The minutes from a Tottenham Hotspur Supporters’ Trust AGM last year stated the following as club chairman Daniel Levy’s explanation as to why Spurs had not sold its sleeve sponsorship to anyone.

Daniel Levy explained that any sleeve sponsorship may compromise the value of the [stadium] naming rights deal, so the naming rights would come first.

With this week’s news that Spurs have agreed to a long-term extension of its existing deal with AIA, it was notable that there was still no mention of sleeve sponsorship within the deal.

The club extended its principal partnership with life insurance company AIA Group Limited (AIA) until the end of the 2026/27 season, in a deal reportedly worth UK£320 million (US$396 million).

It seems that Spurs are missing out on a deal which could be potentially worth an extra £20 million to them, especially after their appearance in the Champions League final in June.
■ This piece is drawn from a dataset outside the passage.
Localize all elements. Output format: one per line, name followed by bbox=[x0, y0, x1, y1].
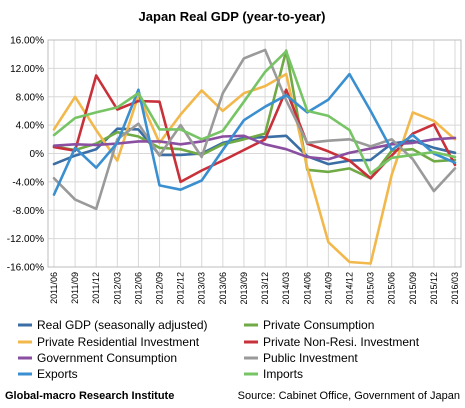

Some corporations will surely have enquired about sleeve sponsorship with the club as they established themselves as one of the top English clubs in Europe. Spurs will likely be in the top four of the PL again this season as well as probably going far in the Champions League. It makes you wonder how many propositions the club turned down regarding sleeve sponsorships and, of course, if it was the correct decision by the club.

All of the other 19 PL clubs have existing deals where sleeve sponsors will be displayed:

  • Arsenal – Visit Rwanda
  • Aston Villa – BR88
  • Bournemouth – Mansion
  • Brighton & Hove Albion – JD
  • Burnley – LoveBet
  • Chelsea – Hyundai
  • Crystal Palace – All Football
  • Everton – Angry Birds
  • Leicester City – Bia Saigon
  • Liverpool – Western Union
  • Manchester City – Nexen Tire
  • Manchester United – Kohler
  • Newcastle United – StormGain
  • Norwich City – Best Fiends
  • Sheffield United – USG
  • Southampton – Virgin Media
  • Watford – MoPlay
  • West Ham United – Basset & Gold
  • Wolverhampton Wanderers – CoinDeal

Burnley (LoveBet), Bournemouth (Mansion) and Sheffield United (USG) are the only three PL clubs to have the same shirt and sleeve sponsor.

Companies will have crunched the data since undertaking their sleeve sponsorship deals to know exactly what such a contract is worth to them. We can expect more accurate prices reflecting the real value of these agreements when teams are renegotiating with their sleeve sponsors at the end of the original contracts.

With the widespread coverage of the PL via Sky Sports, BT Sport and on stations in hundreds of nations worldwide, the premium is never going to be small for such exposure.

Will the PL and the Football Association stop at sleeve sponsors? Clubs might just look for even further revenue streams and vote for more sponsorship space to be allowed on kits in the near future.